MEMPHIS, TN.- Memphis Brooks Museum of Art announces the exhibition Marisol: Sculptures and Works on Paper, which premiered at the Brooks Museum on June 14. The exhibition will remain on view in Memphis until September 7 when it travels to El Museo del Barrio in New York City. A catalog, co-published by Yale University Press, is available worldwide.

This is the first major retrospective to include Marisol’s sculptures in conjunction with her works on paper. Curated by the Brooks Museum’s Chief Curator, Marina Pacini, the exhibition is inspired by Marisol’s mixed-media sculpture The Family, commissioned by the Brooks Museum in 1969.The exhibition includes works that range in date from 1955 to 1998 and will shed light on Marisol’s artistic evolution, both in terms of subject matter and materials. The exhibition includes examples of the various media Marisol used (bronze casting, wood carving, assemblage, plaster casts, terracotta, drawing, and printmaking) as well as the many themes and subjects she considered.

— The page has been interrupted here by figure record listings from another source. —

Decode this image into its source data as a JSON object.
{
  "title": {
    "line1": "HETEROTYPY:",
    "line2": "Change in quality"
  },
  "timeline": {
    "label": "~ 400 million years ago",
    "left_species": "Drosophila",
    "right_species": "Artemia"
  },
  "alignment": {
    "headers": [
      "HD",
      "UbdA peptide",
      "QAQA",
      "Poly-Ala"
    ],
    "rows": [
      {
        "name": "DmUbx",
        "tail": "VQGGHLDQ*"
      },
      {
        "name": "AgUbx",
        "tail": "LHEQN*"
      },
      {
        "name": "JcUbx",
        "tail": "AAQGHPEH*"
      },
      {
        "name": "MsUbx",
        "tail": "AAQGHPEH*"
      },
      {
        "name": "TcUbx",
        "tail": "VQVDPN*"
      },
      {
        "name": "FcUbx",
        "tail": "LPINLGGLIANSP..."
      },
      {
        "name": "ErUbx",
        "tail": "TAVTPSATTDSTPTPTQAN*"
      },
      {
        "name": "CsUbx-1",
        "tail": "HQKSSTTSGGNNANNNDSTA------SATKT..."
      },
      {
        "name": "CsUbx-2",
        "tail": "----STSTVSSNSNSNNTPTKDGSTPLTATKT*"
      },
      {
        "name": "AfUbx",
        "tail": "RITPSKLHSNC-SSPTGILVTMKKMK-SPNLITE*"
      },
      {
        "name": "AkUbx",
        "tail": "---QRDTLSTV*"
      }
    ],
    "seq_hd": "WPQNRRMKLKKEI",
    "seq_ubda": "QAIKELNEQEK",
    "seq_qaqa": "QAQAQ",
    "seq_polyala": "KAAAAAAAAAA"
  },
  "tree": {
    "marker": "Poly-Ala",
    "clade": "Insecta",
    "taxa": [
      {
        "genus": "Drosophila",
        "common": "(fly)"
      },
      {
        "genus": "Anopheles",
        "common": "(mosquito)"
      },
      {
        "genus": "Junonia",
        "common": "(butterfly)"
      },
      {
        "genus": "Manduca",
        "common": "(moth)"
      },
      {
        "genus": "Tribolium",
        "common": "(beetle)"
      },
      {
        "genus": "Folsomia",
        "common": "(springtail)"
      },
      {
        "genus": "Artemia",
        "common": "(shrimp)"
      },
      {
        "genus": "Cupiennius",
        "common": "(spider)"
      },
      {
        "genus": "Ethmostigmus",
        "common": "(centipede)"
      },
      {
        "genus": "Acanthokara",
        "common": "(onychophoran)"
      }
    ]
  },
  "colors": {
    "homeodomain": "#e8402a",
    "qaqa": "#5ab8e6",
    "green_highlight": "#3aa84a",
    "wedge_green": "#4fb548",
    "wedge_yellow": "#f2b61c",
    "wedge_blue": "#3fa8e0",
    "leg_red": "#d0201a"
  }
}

Marisol is best known for her large figural sculptures that address a variety of subjects of pivotal importance in the second half of the twentieth century including women’s roles, families, and historical and contemporary figures. Her sculptures, an amalgam of several artistic references and styles, are composed of drawn and painted elements; plaster casts; carved wood and stone; assembled plywood; industrial materials such as neon, Astroturf, and mirrors; and many found objects including clothing, televisions, and baby carriages.

Among the themes explored in the exhibition and catalogue are Marisol’s myriad influences (Neo-Dada, Surrealism, American and Latin American folk art, Pre-Columbian art, etc.); her relationship to postwar art and cultural movements (Pop, Minimalism, and Feminism); her experimentation with materials; her extensive use of portraiture; her politically charged sculptures; and her identity as a female artist who was born in Paris of Venezuelan parents and lived most of her life in New York City.

Beginning in 1955, when she was singled out by John Ferren in ArtNews for a printer’s box included in a group show at the Stable Gallery, Marisol was routinely written about by such critics as Dore Ashton, Lucy Lippard, and Irving Sandler. Marisol was immensely popular with the public as well. Her 1964 exhibition at the Stable Gallery drew 2,000 people a day. According to Lawrence Campbell, “Her visitors included not only everyone who counts in the art world, but the kind of people one does not expect to find in an art gallery—mothers with five children, for example. Children are among Marisol’s most loyal fans.” She received important commissions from Time magazine for cover portraits of Hugh Hefner and Bob Hope. In 2006, she was granted a Lifetime Achievement Award in the Visual Arts from the Women’s Caucus for Art.

In November 2012, the Brooks Museum received an Art Works grant from the National Endowment for the Arts to support the Marisol: Sculpture and Works on Paper traveling exhibition and catalogue. Previously, the Brooks Museum was awarded grants from the Henry Luce Foundation and the Andy Warhol Foundation for the Visual Arts for the Marisol project.

Marina Pacini says of Marisol, “She was among the most significant artists of the 1960s. She was included in several of the important exhibitions of the decade and her work was acquired by prominent museums including the Museum of Modern Art and the Whitney Museum of American Art. Over time, she was eclipsed by changing tastes in the art world and the continuing relegation of women artists to the sidelines. This exhibition will serve to remind viewers of her importance to American art. It is my hope that she will once again take her rightful place in museum exhibitions and textbooks.”